Sizlere çok başarılı bir insanı daha tanıtmaya çalışacağım. Kendisini 20 yıl kadar önce tanıdım. Son derece meraklı, azimli, titiz, becerikli bir öğrencimiz idi. Ne iş versem hemen yapardı. Atölyede yorulmak bilmeyen bir kaç öğrenciden biri oldu.
 
Meslek lisesinin elektronik bölümünü bitirdi. Sonra gidip Kocaeli’de mekatronik üzerine yüksek öğrenim yaptı.
 
Son 20 yılda kendisiyle çoğunlukla telefonla görüştük. Zaman zaman beni arar. “Şöyle bir tasarım düşünüyorum. Siz ne önerirsiniz? Nasıl yapsam daha iyi olur vb.” şeklinde sorular sordu.
 
3-4 yıl önce Bolu ilinin vergi rekortmenleri listesine bakıyordum. Bir de ne göreyim, bizim Selim ilin en çok vergi ödeyen 5 kişisinden biri olmuştu.
 
Hemen kendisini arayıp tebrik etmiştim...
 
Üniversiteyi bitirir bitirmez Bolu’nun önde gelen bir tavuk işleme firmasına teknisyen olarak işe girdi. Burada 1-2 yıl çalıştı. Başka bir tarımsal makine üreticisi firmaya geçti. Orada da bir süre çalıştı. Sosyal haklarını alamadığı için işi bıraktı.
 
Hollanda merkezli, binlerce eleman çalıştıran, küresel ölçekli, tarım ekipmanları üreten firmanın Türkiye temsilcisi oldu.
 
Sanırım 10 yıldır bu firmanın ülkemizdeki gözü kulağı durumunda.
 
Kendisinin reklamının yapılmasını istemez. Sadece ürettikleriyle, bu ülkeye yaptığı katkılarla anılmak ister.
 
17 milyonluk küçük Hollanda’nın yaptığı makinelerin benzerlerini bizim ülkemiz neden yapamıyor diye hayıflanıp durur.
 
Bizim 5’te birimiz kadar nüfusa sahip olan Hollanda 703 milyar dolarlık ihracat yapabiliyor. Biz bunun 4’te 1’ine daha yeni ulaşabildik.
 
Hollanda’nın bir kaç şehrini hasbelkader gördüm.

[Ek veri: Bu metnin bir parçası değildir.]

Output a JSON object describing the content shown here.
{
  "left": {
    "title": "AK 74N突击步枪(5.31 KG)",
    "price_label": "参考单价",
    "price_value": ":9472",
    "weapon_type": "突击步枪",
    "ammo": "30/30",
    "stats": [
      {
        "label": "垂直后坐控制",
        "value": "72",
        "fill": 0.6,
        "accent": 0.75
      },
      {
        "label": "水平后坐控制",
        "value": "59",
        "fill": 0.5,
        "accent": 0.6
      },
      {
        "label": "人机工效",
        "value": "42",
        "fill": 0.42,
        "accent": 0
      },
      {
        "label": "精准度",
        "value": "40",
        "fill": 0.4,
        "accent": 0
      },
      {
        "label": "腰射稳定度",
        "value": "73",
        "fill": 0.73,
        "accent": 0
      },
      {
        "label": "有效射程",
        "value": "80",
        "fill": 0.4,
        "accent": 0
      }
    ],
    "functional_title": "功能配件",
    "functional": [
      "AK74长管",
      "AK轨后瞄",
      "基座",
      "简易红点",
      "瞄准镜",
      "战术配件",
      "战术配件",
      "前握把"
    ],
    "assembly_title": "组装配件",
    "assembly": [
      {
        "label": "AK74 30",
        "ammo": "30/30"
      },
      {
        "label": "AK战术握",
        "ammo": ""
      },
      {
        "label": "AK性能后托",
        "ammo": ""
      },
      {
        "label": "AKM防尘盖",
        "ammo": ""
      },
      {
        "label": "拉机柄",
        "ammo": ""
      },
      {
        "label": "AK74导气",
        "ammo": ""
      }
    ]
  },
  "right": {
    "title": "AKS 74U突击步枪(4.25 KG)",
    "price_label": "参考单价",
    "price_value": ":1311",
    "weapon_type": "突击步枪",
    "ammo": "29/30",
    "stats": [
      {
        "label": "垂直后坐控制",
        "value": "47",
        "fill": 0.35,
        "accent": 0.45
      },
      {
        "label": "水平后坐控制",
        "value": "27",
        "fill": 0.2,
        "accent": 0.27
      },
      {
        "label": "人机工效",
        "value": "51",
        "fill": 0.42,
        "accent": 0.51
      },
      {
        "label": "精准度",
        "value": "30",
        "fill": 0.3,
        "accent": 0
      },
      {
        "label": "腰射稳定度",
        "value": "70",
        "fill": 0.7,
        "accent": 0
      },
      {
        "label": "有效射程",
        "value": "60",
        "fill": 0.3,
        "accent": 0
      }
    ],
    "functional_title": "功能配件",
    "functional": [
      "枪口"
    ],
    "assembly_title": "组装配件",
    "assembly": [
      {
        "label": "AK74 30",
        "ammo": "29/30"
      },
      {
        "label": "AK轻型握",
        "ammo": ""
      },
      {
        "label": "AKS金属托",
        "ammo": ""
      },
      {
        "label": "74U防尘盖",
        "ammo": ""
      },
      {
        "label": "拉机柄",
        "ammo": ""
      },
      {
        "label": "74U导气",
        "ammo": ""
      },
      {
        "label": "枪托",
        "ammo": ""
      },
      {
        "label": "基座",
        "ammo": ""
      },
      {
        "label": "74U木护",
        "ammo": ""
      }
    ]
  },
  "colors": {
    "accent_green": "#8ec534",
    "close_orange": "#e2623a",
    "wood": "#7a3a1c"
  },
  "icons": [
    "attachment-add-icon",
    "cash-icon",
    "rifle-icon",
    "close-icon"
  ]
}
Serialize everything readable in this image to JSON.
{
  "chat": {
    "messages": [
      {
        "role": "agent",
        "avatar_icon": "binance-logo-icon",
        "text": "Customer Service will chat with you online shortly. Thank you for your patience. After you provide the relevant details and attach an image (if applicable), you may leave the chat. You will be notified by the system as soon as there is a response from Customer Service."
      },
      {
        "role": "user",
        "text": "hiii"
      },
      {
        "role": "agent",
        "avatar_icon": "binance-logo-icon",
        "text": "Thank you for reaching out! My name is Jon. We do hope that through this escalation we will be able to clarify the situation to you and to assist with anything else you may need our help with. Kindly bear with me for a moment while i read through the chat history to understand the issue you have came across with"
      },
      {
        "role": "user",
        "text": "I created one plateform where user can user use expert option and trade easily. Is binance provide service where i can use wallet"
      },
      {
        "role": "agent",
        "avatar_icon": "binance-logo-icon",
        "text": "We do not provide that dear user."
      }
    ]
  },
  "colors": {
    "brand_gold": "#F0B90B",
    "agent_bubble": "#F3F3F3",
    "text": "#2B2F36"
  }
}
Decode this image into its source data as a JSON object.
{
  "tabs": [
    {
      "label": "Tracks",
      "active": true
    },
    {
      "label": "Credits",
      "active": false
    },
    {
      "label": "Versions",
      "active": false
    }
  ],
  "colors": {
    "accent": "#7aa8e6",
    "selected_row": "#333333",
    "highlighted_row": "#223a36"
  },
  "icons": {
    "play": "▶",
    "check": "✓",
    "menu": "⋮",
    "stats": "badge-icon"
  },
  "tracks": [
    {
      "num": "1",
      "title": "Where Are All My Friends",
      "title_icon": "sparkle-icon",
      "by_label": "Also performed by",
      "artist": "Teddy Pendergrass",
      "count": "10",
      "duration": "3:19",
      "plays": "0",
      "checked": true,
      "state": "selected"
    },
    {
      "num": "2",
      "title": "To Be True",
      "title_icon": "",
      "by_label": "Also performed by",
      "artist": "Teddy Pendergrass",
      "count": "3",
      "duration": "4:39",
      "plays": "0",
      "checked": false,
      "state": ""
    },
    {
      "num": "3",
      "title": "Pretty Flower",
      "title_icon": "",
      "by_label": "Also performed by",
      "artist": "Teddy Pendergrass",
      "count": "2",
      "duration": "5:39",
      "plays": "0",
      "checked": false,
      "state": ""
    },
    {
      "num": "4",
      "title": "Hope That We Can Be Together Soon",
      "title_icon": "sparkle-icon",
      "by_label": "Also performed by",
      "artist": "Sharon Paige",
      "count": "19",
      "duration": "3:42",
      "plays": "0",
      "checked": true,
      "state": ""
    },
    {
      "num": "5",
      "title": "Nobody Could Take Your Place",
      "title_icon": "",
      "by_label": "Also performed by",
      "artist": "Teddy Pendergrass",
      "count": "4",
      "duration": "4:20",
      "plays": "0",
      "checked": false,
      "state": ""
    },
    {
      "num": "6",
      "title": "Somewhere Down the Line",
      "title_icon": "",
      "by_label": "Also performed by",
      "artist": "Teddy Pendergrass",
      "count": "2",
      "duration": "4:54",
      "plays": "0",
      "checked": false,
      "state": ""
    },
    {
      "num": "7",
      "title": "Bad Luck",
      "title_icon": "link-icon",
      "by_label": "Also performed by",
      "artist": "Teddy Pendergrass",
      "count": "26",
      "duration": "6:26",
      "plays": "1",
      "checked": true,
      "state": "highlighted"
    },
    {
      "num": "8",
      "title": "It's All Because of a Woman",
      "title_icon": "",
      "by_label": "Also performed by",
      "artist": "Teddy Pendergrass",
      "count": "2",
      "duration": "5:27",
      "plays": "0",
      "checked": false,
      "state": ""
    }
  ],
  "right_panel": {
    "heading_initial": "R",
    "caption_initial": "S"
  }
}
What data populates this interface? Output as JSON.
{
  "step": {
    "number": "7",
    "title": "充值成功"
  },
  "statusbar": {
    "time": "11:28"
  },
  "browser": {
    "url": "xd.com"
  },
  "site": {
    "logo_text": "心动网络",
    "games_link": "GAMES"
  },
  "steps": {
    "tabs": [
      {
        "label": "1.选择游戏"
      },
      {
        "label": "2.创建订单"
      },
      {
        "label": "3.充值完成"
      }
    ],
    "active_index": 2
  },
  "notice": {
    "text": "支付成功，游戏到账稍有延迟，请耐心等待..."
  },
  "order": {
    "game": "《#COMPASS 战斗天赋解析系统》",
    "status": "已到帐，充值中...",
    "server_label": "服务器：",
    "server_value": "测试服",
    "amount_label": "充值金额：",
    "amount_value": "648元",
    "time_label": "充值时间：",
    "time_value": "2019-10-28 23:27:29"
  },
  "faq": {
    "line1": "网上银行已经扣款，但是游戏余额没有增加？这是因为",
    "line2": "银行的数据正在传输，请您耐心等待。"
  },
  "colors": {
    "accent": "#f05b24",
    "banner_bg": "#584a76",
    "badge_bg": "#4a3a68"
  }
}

Bizden çok üstün bir toprakları yok. Ancak tarımı, hayvancılığı karadüzen değil bilimsel esaslara göre yapıyorlar.
 
Ukala derler diye tarım-hayvancılık konusunda fikir serdetmek istemem. Sadece gözlemimi iletmekle yetineyim: Bizim ülkemizdeki çiftçiler ve hayvancılar büyük oranda bilimin dışında kalan ilkel yöntemlerle üretim yapmaya çalışıyorlar.
 
Selim’in aktardığı bir-iki hususu da buraya yazayım: “Batı ülkelerinde şehirde yaşayan ailelerin çoğunun uzak köylerde uygulama bahçeleri vardır. Belediyeler bu konuda ciddi işler yapıyor. Bizim şehirde yaşayan ailelerimizin yüzde 99,9’unun tarım ile irtibatı tamamen kesilmiş durumda.
 
Şehirdeki çocuklar domatesin, biberin fabrikalarda üretildiğini sanmaya başladı.
 
Ayrıca bizdeki üniversitelerin tarımsal sanayi ile zerre irtibatı yok. Akademisyenler bizlere ulaşıp hiç bir konuda fikir teatisi yapmıyorlar. Yani üniversiteler kapalı binalarda hayaller içinde eğitim vermeyi bırakmadı...”
 
Almanya, Fransa, Hollanda gibi ülkeleri sadece sanayi malları üreten devletler sanırdım. Gidip görünce ağzım açık kaldı. Zira bu ülkelerin her yanı tertemiz tarlalarla doluydu.
 
Sayın Selim Nazım Sarıoğlu ile ticari bir irtibatım yoktur. Kendisi mekatronik (elektrik - elektronik - bilgisayar) konularında rol modeli / örnek / idol insanlarımızdandır.